Egg-Free Meringue


I don’t even like meringue but when I saw this recipe for egg-free meringue at Lucy’s Friendly Foods I just knew I had to try it. I wanted to see this mad kitchen magic with my own two eyes!

This recipe has the most unusual ingredient as a replacement for the egg white – chickpea water!

chickpeas1 (1 of 1)

Also known as aquafaba, chickpea water is the slightly viscous, brine liquid which is drained from a can a chickpeas and usually discarded. But when whipped this liquid forms stiff peaks, just like egg whites. Sugar and cream of tartar are added and then it is baked in a low oven – just like regular meringue.

I was astonished at how normal these meringues were. They looked and tasted just like regular meringue and didn’t taste at all like chickpeas.

I hope to experiment with this new technique. It may open up so many dessert possibilities for those who can’t/won’t eat egg whites, such as macarons, macaroons, mousses, and maybe even soufflé. For the first time in my life, I want to make a pavlova!

The best type of sugar to use for this recipe is regular granulated white sugar. As with a classic egg-based meringue, granulated white sugar improves the texture of the meringue by making it more stable. I used icing sugar for the first batch, thinking that it would dissolve more quickly, but the mixture was a bit runny and difficult to pipe into nice shapes. Granulated sugar makes for a much better, firmer meringue.

Egg-Free Meringue

This recipe makes quite a large quantity of meringue – about 4 trays of meringue kisses.
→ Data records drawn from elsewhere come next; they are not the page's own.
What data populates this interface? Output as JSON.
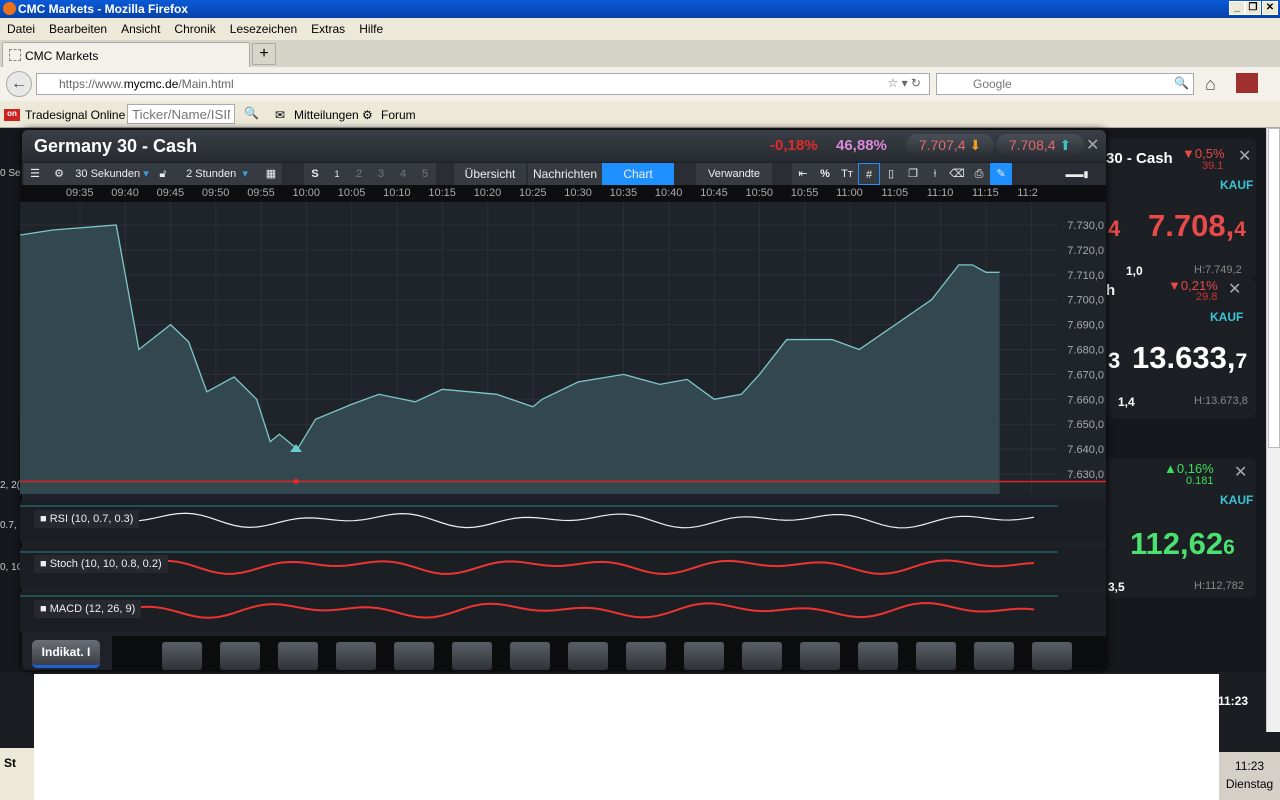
{
  "browser": {
    "title": "CMC Markets - Mozilla Firefox",
    "menu": [
      "Datei",
      "Bearbeiten",
      "Ansicht",
      "Chronik",
      "Lesezeichen",
      "Extras",
      "Hilfe"
    ],
    "tab": "CMC Markets",
    "url_pre": "https://www.",
    "url_host": "mycmc.de",
    "url_path": "/Main.html",
    "search_placeholder": "Google",
    "bookmarks": {
      "tradesignal": "Tradesignal Online",
      "ticker_placeholder": "Ticker/Name/ISIN",
      "mitteilungen": "Mitteilungen",
      "forum": "Forum"
    }
  },
  "chart_window": {
    "title": "Germany 30 - Cash",
    "change": "-0,18%",
    "sentiment": "46,88%",
    "sell": "7.707,4",
    "buy": "7.708,4",
    "toolbar": {
      "interval": "30 Sekunden",
      "range": "2 Stunden",
      "s": "S",
      "slots": [
        "1",
        "2",
        "3",
        "4",
        "5"
      ],
      "tabs": [
        "Übersicht",
        "Nachrichten",
        "Chart",
        "Verwandte"
      ],
      "tools": [
        "%",
        "Tт"
      ]
    },
    "indicators": [
      "RSI (10, 0.7, 0.3)",
      "Stoch (10, 10, 0.8, 0.2)",
      "MACD (12, 26, 9)"
    ],
    "indikat_button": "Indikat. I",
    "left_cut": [
      "0 Se",
      "2, 2(",
      "0.7, :",
      "0, 1C"
    ]
  },
  "chart_data": {
    "type": "area",
    "ylim": [
      7625,
      7735
    ],
    "yticks": [
      "7.730,0",
      "7.720,0",
      "7.710,0",
      "7.700,0",
      "7.690,0",
      "7.680,0",
      "7.670,0",
      "7.660,0",
      "7.650,0",
      "7.640,0",
      "7.630,0"
    ],
    "xticks": [
      "09:35",
      "09:40",
      "09:45",
      "09:50",
      "09:55",
      "10:00",
      "10:05",
      "10:10",
      "10:15",
      "10:20",
      "10:25",
      "10:30",
      "10:35",
      "10:40",
      "10:45",
      "10:50",
      "10:55",
      "11:00",
      "11:05",
      "11:10",
      "11:15",
      "11:2"
    ],
    "x": [
      -6.6,
      -3,
      4,
      6.5,
      10,
      12,
      14,
      17,
      19.5,
      21,
      22,
      24,
      26,
      30,
      33,
      37,
      40,
      46,
      50,
      51,
      55,
      60,
      64,
      67,
      70,
      73,
      75,
      78,
      80,
      83,
      86,
      90,
      94,
      97,
      98.5,
      100,
      101.5
    ],
    "y": [
      7726,
      7728,
      7730,
      7680,
      7690,
      7683,
      7663,
      7669,
      7660,
      7643,
      7646,
      7640,
      7652,
      7658,
      7662,
      7659,
      7664,
      7662,
      7657,
      7660,
      7667,
      7670,
      7666,
      7668,
      7660,
      7662,
      7670,
      7684,
      7684,
      7684,
      7680,
      7690,
      7700,
      7714,
      7714,
      7711,
      7711
    ],
    "x_unit": "minutes after 09:35",
    "red_line": 7627
  },
  "watchlist": [
    {
      "name": "30 - Cash",
      "change": "▼0,5%",
      "points": "39.1",
      "label": "KAUF",
      "price_main": "7.708,",
      "price_small": "4",
      "left": "4",
      "spread": "1,0",
      "high": "H:7.749,2"
    },
    {
      "name": "h",
      "change": "▼0,21%",
      "points": "29.8",
      "label": "KAUF",
      "price_main": "13.633,",
      "price_small": "7",
      "left": "3",
      "spread": "1,4",
      "high": "H:13.673,8"
    },
    {
      "name": "",
      "change": "▲0,16%",
      "points": "0.181",
      "label": "KAUF",
      "price_main": "112,62",
      "price_small": "6",
      "left": "",
      "spread": "3,5",
      "high": "H:112,782"
    }
  ],
  "clock": "11:23",
  "tray": {
    "time": "11:23",
    "day": "Dienstag"
  },
  "start": "St",
  "colors": {
    "accent": "#1e90ff",
    "red": "#e84a4a",
    "green": "#3de05a",
    "teal": "#3cc4c4"
  }
}
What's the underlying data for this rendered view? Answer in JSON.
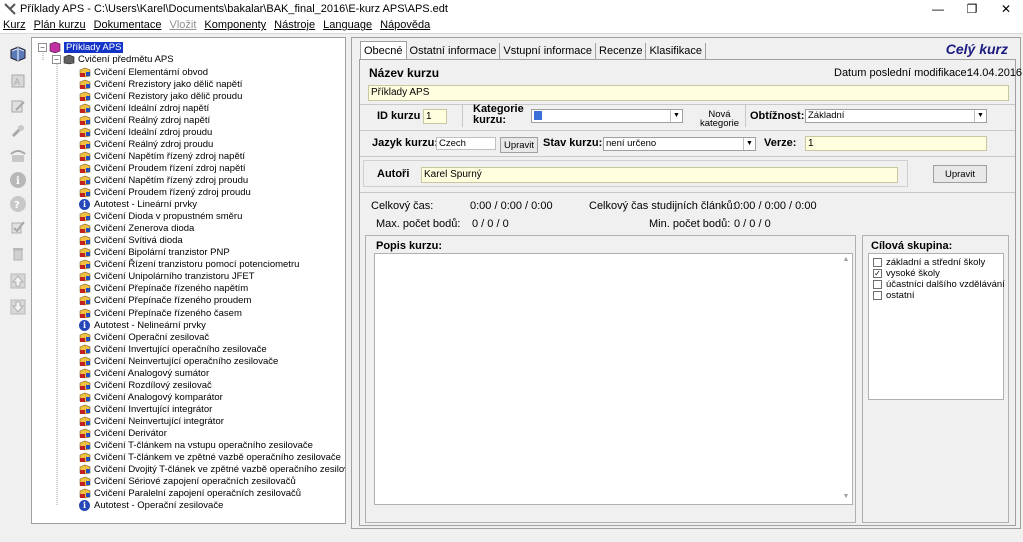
{
  "window": {
    "title": "Příklady APS - C:\\Users\\Karel\\Documents\\bakalar\\BAK_final_2016\\E-kurz APS\\APS.edt",
    "controls": {
      "minimize": "—",
      "restore": "❐",
      "close": "✕"
    }
  },
  "menu": [
    {
      "label": "Kurz",
      "enabled": true
    },
    {
      "label": "Plán kurzu",
      "enabled": true
    },
    {
      "label": "Dokumentace",
      "enabled": true
    },
    {
      "label": "Vložit",
      "enabled": false
    },
    {
      "label": "Komponenty",
      "enabled": true
    },
    {
      "label": "Nástroje",
      "enabled": true
    },
    {
      "label": "Language",
      "enabled": true
    },
    {
      "label": "Nápověda",
      "enabled": true
    }
  ],
  "toolbar_icons": [
    "book-icon",
    "text-icon",
    "edit-icon",
    "tools-icon",
    "phone-icon",
    "info-icon",
    "help-icon",
    "check-icon",
    "delete-icon",
    "move-up-icon",
    "move-down-icon"
  ],
  "tree": {
    "root": {
      "label": "Příklady APS",
      "expander": "−"
    },
    "group": {
      "label": "Cvičení předmětu APS",
      "expander": "−"
    },
    "items": [
      {
        "label": "Cvičení Elementární obvod",
        "type": "exercise"
      },
      {
        "label": "Cvičení Rrezistory jako dělič napětí",
        "type": "exercise"
      },
      {
        "label": "Cvičení Rezistory jako dělič proudu",
        "type": "exercise"
      },
      {
        "label": "Cvičení Ideální zdroj napětí",
        "type": "exercise"
      },
      {
        "label": "Cvičení Reálný zdroj napětí",
        "type": "exercise"
      },
      {
        "label": "Cvičení Ideální zdroj proudu",
        "type": "exercise"
      },
      {
        "label": "Cvičení Reálný zdroj proudu",
        "type": "exercise"
      },
      {
        "label": "Cvičení Napětím řízený zdroj napětí",
        "type": "exercise"
      },
      {
        "label": "Cvičení Proudem řízení zdroj napětí",
        "type": "exercise"
      },
      {
        "label": "Cvičení Napětím řízený zdroj proudu",
        "type": "exercise"
      },
      {
        "label": "Cvičení Proudem řízený zdroj proudu",
        "type": "exercise"
      },
      {
        "label": "Autotest - Lineární prvky",
        "type": "test"
      },
      {
        "label": "Cvičení Dioda v propustném směru",
        "type": "exercise"
      },
      {
        "label": "Cvičení Zenerova dioda",
        "type": "exercise"
      },
      {
        "label": "Cvičení Svítivá dioda",
        "type": "exercise"
      },
      {
        "label": "Cvičení Bipolární tranzistor PNP",
        "type": "exercise"
      },
      {
        "label": "Cvičení Řízení tranzistoru pomocí potenciometru",
        "type": "exercise"
      },
      {
        "label": "Cvičení Unipolárního tranzistoru JFET",
        "type": "exercise"
      },
      {
        "label": "Cvičení Přepínače řízeného napětím",
        "type": "exercise"
      },
      {
        "label": "Cvičení Přepínače řízeného proudem",
        "type": "exercise"
      },
      {
        "label": "Cvičení Přepínače řízeného časem",
        "type": "exercise"
      },
      {
        "label": "Autotest - Nelineární prvky",
        "type": "test"
      },
      {
        "label": "Cvičení Operační zesilovač",
        "type": "exercise"
      },
      {
        "label": "Cvičení Invertující operačního zesilovače",
        "type": "exercise"
      },
      {
        "label": "Cvičení Neinvertující operačního zesilovače",
        "type": "exercise"
      },
      {
        "label": "Cvičení Analogový sumátor",
        "type": "exercise"
      },
      {
        "label": "Cvičení Rozdílový zesilovač",
        "type": "exercise"
      },
      {
        "label": "Cvičení Analogový komparátor",
        "type": "exercise"
      },
      {
        "label": "Cvičení Invertující integrátor",
        "type": "exercise"
      },
      {
        "label": "Cvičení Neinvertující integrátor",
        "type": "exercise"
      },
      {
        "label": "Cvičení Derivátor",
        "type": "exercise"
      },
      {
        "label": "Cvičení T-článkem na vstupu operačního zesilovače",
        "type": "exercise"
      },
      {
        "label": "Cvičení T-článkem ve zpětné vazbě operačního zesilovače",
        "type": "exercise"
      },
      {
        "label": "Cvičení Dvojitý T-článek ve zpětné vazbě operačního zesilovače",
        "type": "exercise"
      },
      {
        "label": "Cvičení Sériové zapojení operačních zesilovačů",
        "type": "exercise"
      },
      {
        "label": "Cvičení Paralelní zapojení operačních zesilovačů",
        "type": "exercise"
      },
      {
        "label": "Autotest - Operační zesilovače",
        "type": "test"
      }
    ]
  },
  "tabs": [
    {
      "label": "Obecné",
      "active": true
    },
    {
      "label": "Ostatní informace",
      "active": false
    },
    {
      "label": "Vstupní informace",
      "active": false
    },
    {
      "label": "Recenze",
      "active": false
    },
    {
      "label": "Klasifikace",
      "active": false
    }
  ],
  "course_scope": "Celý kurz",
  "form": {
    "course_name_label": "Název kurzu",
    "last_modified_label": "Datum poslední modifikace:",
    "last_modified_value": "14.04.2016",
    "course_name_value": "Příklady APS",
    "id_label": "ID kurzu",
    "id_value": "1",
    "category_label": "Kategorie kurzu:",
    "category_value": "",
    "new_category_label": "Nová kategorie",
    "difficulty_label": "Obtížnost:",
    "difficulty_value": "Základní",
    "language_label": "Jazyk kurzu:",
    "language_value": "Czech",
    "language_edit_label": "Upravit",
    "status_label": "Stav kurzu:",
    "status_value": "není určeno",
    "version_label": "Verze:",
    "version_value": "1",
    "authors_label": "Autoři",
    "authors_value": "Karel Spurný",
    "authors_edit_label": "Upravit",
    "total_time_label": "Celkový čas:",
    "total_time_value": "0:00 / 0:00 / 0:00",
    "articles_time_label": "Celkový čas studijních článků:",
    "articles_time_value": "0:00 / 0:00 / 0:00",
    "max_points_label": "Max. počet bodů:",
    "max_points_value": "0 / 0 / 0",
    "min_points_label": "Min. počet bodů:",
    "min_points_value": "0 / 0 / 0",
    "description_label": "Popis kurzu:",
    "description_value": "",
    "target_group_label": "Cílová skupina:",
    "target_groups": [
      {
        "label": "základní a střední školy",
        "checked": false
      },
      {
        "label": "vysoké školy",
        "checked": true
      },
      {
        "label": "účastníci dalšího vzdělávání",
        "checked": false
      },
      {
        "label": "ostatní",
        "checked": false
      }
    ]
  },
  "colors": {
    "selection": "#1434c8",
    "field_bg": "#ffffe0",
    "scope_text": "#1a1a80"
  }
}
1 x 400g (14oz) can chickpeas
1 cup granulated white sugar
1/4 tsp cream of tartar

Preheat the oven to 120C (250F).

Drain and reserve the liquid from the can of chickpeas. Place the liquid in a large bowl and, using either a standing mixer or handheld electric whisk, whip at high speed. Within a minute or so the liquid will start to foam and then become thick and form stiff peaks. Slowly add the sugar and cream of tartar while continuing to whisk. Whisk until the sugar has completely dissolved.

The meringue mixture may then be piped or spooned onto baking trays. Bake for 25 minutes (or longer if your meringue shapes are larger). Switch off the oven and leave the meringues in the oven until cool (about 1.5 hours).

Store in an air-tight container or, if it is especially humid, in the fridge.



7 thoughts on “Egg-Free Meringue

  1. Hello,
    What is this mad mad science!!! I canNOT believe it! Since the birth of my first born, I’ve wanted to make sweet treats for the parties id imagine we would have. Egg allergy put me in my right place! This recipe has made me soooo so happy I’m almost giddy with excitement. I looove meringues and would love it if my kids could eat it too. So THANKS. THANKS A LOT, for giving us allergy families an option to try our favourite desserts, in an egg free form! Now I’m off to looking at all the recipes you have on here!!